Anti-tumor activity of metformin: from metabolic and epigenetic perspectives

Abstract

Metformin has been used to treat type 2 diabetes for over 50 years. Epidemiological, preclinical and clinical studies suggest that metformin treatment reduces cancer incidence in diabetes patients. Due to its potential as an anti-cancer agent and its low cost, metformin has gained intense research interest. Its traditional anti-cancer mechanisms involve both indirect and direct insulin-dependent pathways. Here, we discussed the anti-tumor mechanism of metformin from the aspects of cell metabolism and epigenetic modifications. The effects of metformin on anti-cancer immunity and apoptosis were also described. Understanding these mechanisms will shed lights on application of metformin in clinical trials and development of anti-cancer therapy.

Keywords: epigenetic modifications; metabolism; metformin; therapeutic targets.

Figure 1. Effects of metformin in patients with diabetes type 2

Metformin activates LKB1, which then activates AMPK, resulting in differential effects in various tissues. Figures were adapted from [2]. AMPK, AMP-activated protein kinase.

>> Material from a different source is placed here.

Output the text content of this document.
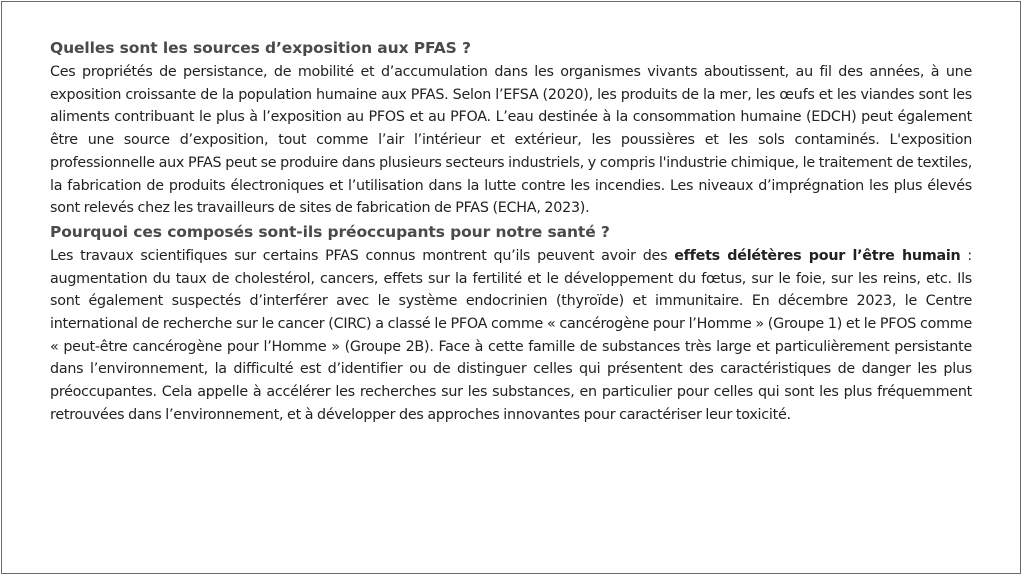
Quelles sont les sources d’exposition aux PFAS ?

Ces propriétés de persistance, de mobilité et d’accumulation dans les organismes vivants aboutissent, au fil des années, à une exposition croissante de la population humaine aux PFAS. Selon l’EFSA (2020), les produits de la mer, les œufs et les viandes sont les aliments contribuant le plus à l’exposition au PFOS et au PFOA. L’eau destinée à la consommation humaine (EDCH) peut également être une source d’exposition, tout comme l’air l’intérieur et extérieur, les poussières et les sols contaminés. L'exposition professionnelle aux PFAS peut se produire dans plusieurs secteurs industriels, y compris l'industrie chimique, le traitement de textiles, la fabrication de produits électroniques et l’utilisation dans la lutte contre les incendies. Les niveaux d’imprégnation les plus élevés sont relevés chez les travailleurs de sites de fabrication de PFAS (ECHA, 2023).

Pourquoi ces composés sont-ils préoccupants pour notre santé ?

Les travaux scientifiques sur certains PFAS connus montrent qu’ils peuvent avoir des effets délétères pour l’être humain : augmentation du taux de cholestérol, cancers, effets sur la fertilité et le développement du fœtus, sur le foie, sur les reins, etc. Ils sont également suspectés d’interférer avec le système endocrinien (thyroïde) et immunitaire. En décembre 2023, le Centre international de recherche sur le cancer (CIRC) a classé le PFOA comme « cancérogène pour l’Homme » (Groupe 1) et le PFOS comme « peut-être cancérogène pour l’Homme » (Groupe 2B). Face à cette famille de substances très large et particulièrement persistante dans l’environnement, la difficulté est d’identifier ou de distinguer celles qui présentent des caractéristiques de danger les plus préoccupantes. Cela appelle à accélérer les recherches sur les substances, en particulier pour celles qui sont les plus fréquemment retrouvées dans l’environnement, et à développer des approches innovantes pour caractériser leur toxicité.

Figure 2. Diagram showing the indirect effect of metformin in suppressing tumorigenesis

Metformin inhibits complex I of the electron transport chain, which leads to increased AMP/ATP ratio and activation of AMPK by LKB1. Activated AMPK inhibits mTOR and its downstream targets by the following two pathways: 1. AMPK stabilizes TSC1/2, which inhibits Rheb, an activator of mTOR; 2. AMPK inhibits mTOR binding protein Raptor. Metformin directly inhibits mTOR by up-regulating REDD1 and suppressing Rags. AMPK, AMP-activated protein kinase; Rheb, Ras homolog enriched in brain; LKB1, liver kinase B1; REDD1, regulated in development and DNA damage response 1; TSC, tuberous sclerosis complex; Rags, Rag GTPases; mTOR, mammalian target of rapamycin; 4EBP1, eukaryotic initiation factor 4E binding protein 1; S6K, S6 kinase.

Figure 3. Schematic representation of the direct effect of metformin in suppressing tumorigenesis

Insulin increases free IGF-1 levels by displacing IGF-1 from its binding protein. IGF-1 stimulates tumorigenesis by Ras/Raf/MEK/ERK and PI3K/PDK1/Akt/mTOR signal pathways. IGF-1 also negatively regulates PTEN, which inhibits PI3K/PDK1/Akt/mTOR signal pathway. Metformin reduces insulin and IGF-1 to inhibit cell proliferation and survival. IGF-1, insulin-like growth factor-1; PI3K, phosphoinositide 3-kinase; PDK1, phosphoinositide-dependent kinase 1; PTEN, phosphatase and tensin homolog.

Figure 4. Schematic representation of metabolism-controlled histone modifications by metformin

Glycolysis determines the NAD⁺/NADH ratio, which enhances the activity of histone deacetylases (sirtuin) to reduce histone acetylation. Glycolysis provides ATP for protein kinase to phosphorylate histones. The TCA cycle intermediate citrate is converted to acetyl-CoA, which is used for HAT-mediated histone acetylation. Another TCA intermediate αKG is used as cofactor to enhance the ability of HDMT to demethylate histones. Glycolysis is required for H2B ubiquitination, but it is unknown if metformin reduces H2B ubiquitination via blocking glycolysis. HAT, histone acetyltransferase; HDMT, histone demethylase; αKG, α-ketoglutarate.